Гошка разволновался и сказал:
— Я на минутку, покурить. Если что, скажи тут...
«Флюмажный очкарик» молча кивнул и теперь посмотрел на Гошку.
Курил Гошка в туалете, привалившись плечом к оконному косяку и безразлично глядя на плачущее стекло с кляксами белил на внутренней стороне. Думал, что в такую погоду весенних загораний нет и ребята, соскучившиеся за зиму по прыжкам, околачиваются в коридорах авиабазы, с надеждой посматривая на деловито пробегающих летнабов. Потом, к вечеру, когда их распустят, долго будут маяться во дворе, упиваясь прохладой падающего дня, рассказывать такие истории, каких больше нигде и ни от кого не услышишь. И вот его, именно его, среди них нет. Кто-то вспомнит, пожмут плечами, вздохнут и все...
Гошка швырнул окурок в раковину и решительно пошел в кабинет.
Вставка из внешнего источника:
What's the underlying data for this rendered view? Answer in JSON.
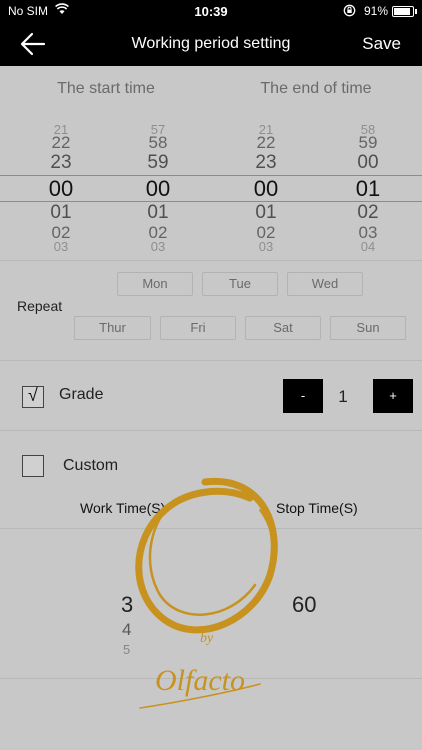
{
  "status_bar": {
    "carrier": "No SIM",
    "time": "10:39",
    "battery_percent": "91%",
    "battery_level": 0.91
  },
  "nav": {
    "title": "Working period setting",
    "save_label": "Save"
  },
  "time_picker": {
    "start_label": "The start time",
    "end_label": "The end of time",
    "columns": [
      {
        "name": "start-hour",
        "rows": [
          "21",
          "22",
          "23",
          "00",
          "01",
          "02",
          "03"
        ]
      },
      {
        "name": "start-minute",
        "rows": [
          "57",
          "58",
          "59",
          "00",
          "01",
          "02",
          "03"
        ]
      },
      {
        "name": "end-hour",
        "rows": [
          "21",
          "22",
          "23",
          "00",
          "01",
          "02",
          "03"
        ]
      },
      {
        "name": "end-minute",
        "rows": [
          "58",
          "59",
          "00",
          "01",
          "02",
          "03",
          "04"
        ]
      }
    ]
  },
  "repeat": {
    "label": "Repeat",
    "days": [
      "Mon",
      "Tue",
      "Wed",
      "Thur",
      "Fri",
      "Sat",
      "Sun"
    ]
  },
  "grade": {
    "label": "Grade",
    "checked": true,
    "check_glyph": "√",
    "minus_label": "-",
    "plus_label": "+",
    "value": "1"
  },
  "custom": {
    "label": "Custom",
    "checked": false,
    "work_time_label": "Work Time(S)",
    "stop_time_label": "Stop Time(S)",
    "work_values": [
      "3",
      "4",
      "5"
    ],
    "stop_value": "60"
  },
  "logo": {
    "by": "by",
    "brand": "Olfacto",
    "color": "#c8921e"
  }
}
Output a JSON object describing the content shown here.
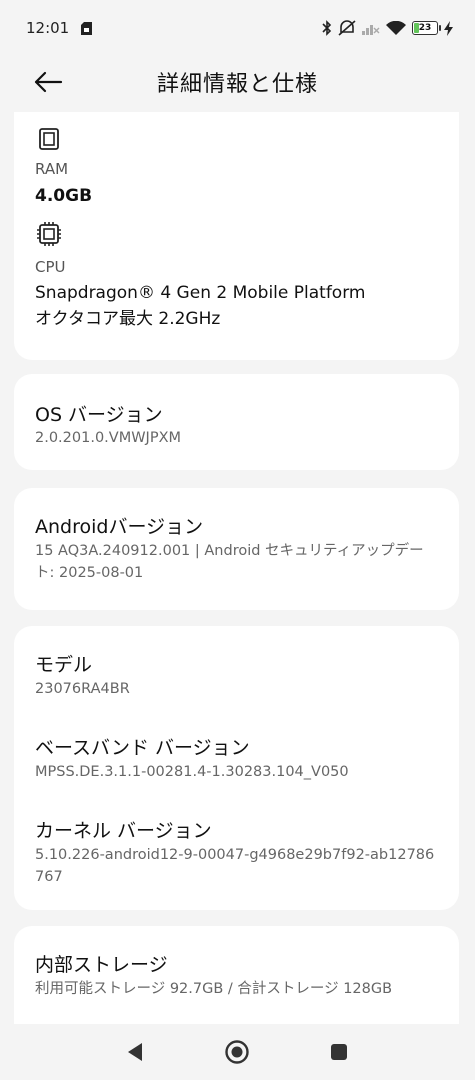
{
  "status": {
    "time": "12:01",
    "battery": "23",
    "battery_level": 0.23,
    "icons": [
      "sim-card-icon",
      "bluetooth-icon",
      "mute-icon",
      "signal-icon",
      "wifi-icon",
      "battery-icon",
      "charging-icon"
    ]
  },
  "header": {
    "title": "詳細情報と仕様",
    "back_icon": "arrow-left-icon"
  },
  "specs": {
    "ram_label": "RAM",
    "ram_value": "4.0GB",
    "cpu_label": "CPU",
    "cpu_value_line1": "Snapdragon® 4 Gen 2 Mobile Platform",
    "cpu_value_line2": "オクタコア最大 2.2GHz"
  },
  "rows": {
    "os_title": "OS バージョン",
    "os_value": "2.0.201.0.VMWJPXM",
    "android_title": "Androidバージョン",
    "android_value": "15 AQ3A.240912.001 | Android セキュリティアップデート: 2025-08-01",
    "model_title": "モデル",
    "model_value": "23076RA4BR",
    "baseband_title": "ベースバンド バージョン",
    "baseband_value": "MPSS.DE.3.1.1-00281.4-1.30283.104_V050",
    "kernel_title": "カーネル バージョン",
    "kernel_value": "5.10.226-android12-9-00047-g4968e29b7f92-ab12786767",
    "storage_title": "内部ストレージ",
    "storage_value": "利用可能ストレージ  92.7GB / 合計ストレージ 128GB"
  },
  "colors": {
    "background": "#f4f4f4",
    "card": "#ffffff",
    "battery_fill": "#63c55a"
  }
}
Очкарик, только что собиравшийся переступить порог, поспешно уступил и подозрительно потянул воздух продолговатыми, как у овчарки, ноздрями.
— Здрасте, — сказал Гошка, останавливаясь у стола, сбоку которого сидела молоденькая медсестра. — Я на минутку.
— Нина Александровна, — скучным голосом окликнула медсестра, — опять этот...
— Георгий Михайлович Разуваев, — подсказал Гошка и сел на стул для пациентов.
Из маленькой и темной клетушки, где Гошке уже довелось побывать, вышла Нина Александровна и, не подходя к столу, уставилась прямо в Гошкины глаза.
— В чем дело? — сухо спросила она.
— Все в том же, — грубовато ответил Гошка.
— Что вы предлагаете? — Она не подходила к столу и все также прямо смотрела на него.
— Понимаете...
— Чтобы я, — перебила Нина Александровна, — дала вам заведомо ложную справку?
Говорила она ровно и холодно.
— Почему ложную? — Гошка заволновался. — Каких-то там ноль-ноль целых... Я же отлично вижу, я же не путаю вас со шкафом.
— Спасибо хоть на этом. — Нина Александровна нахмурилась и пошла к двери. — Следующий! — громко крикнула она и выжидающе посмотрела на Гошку.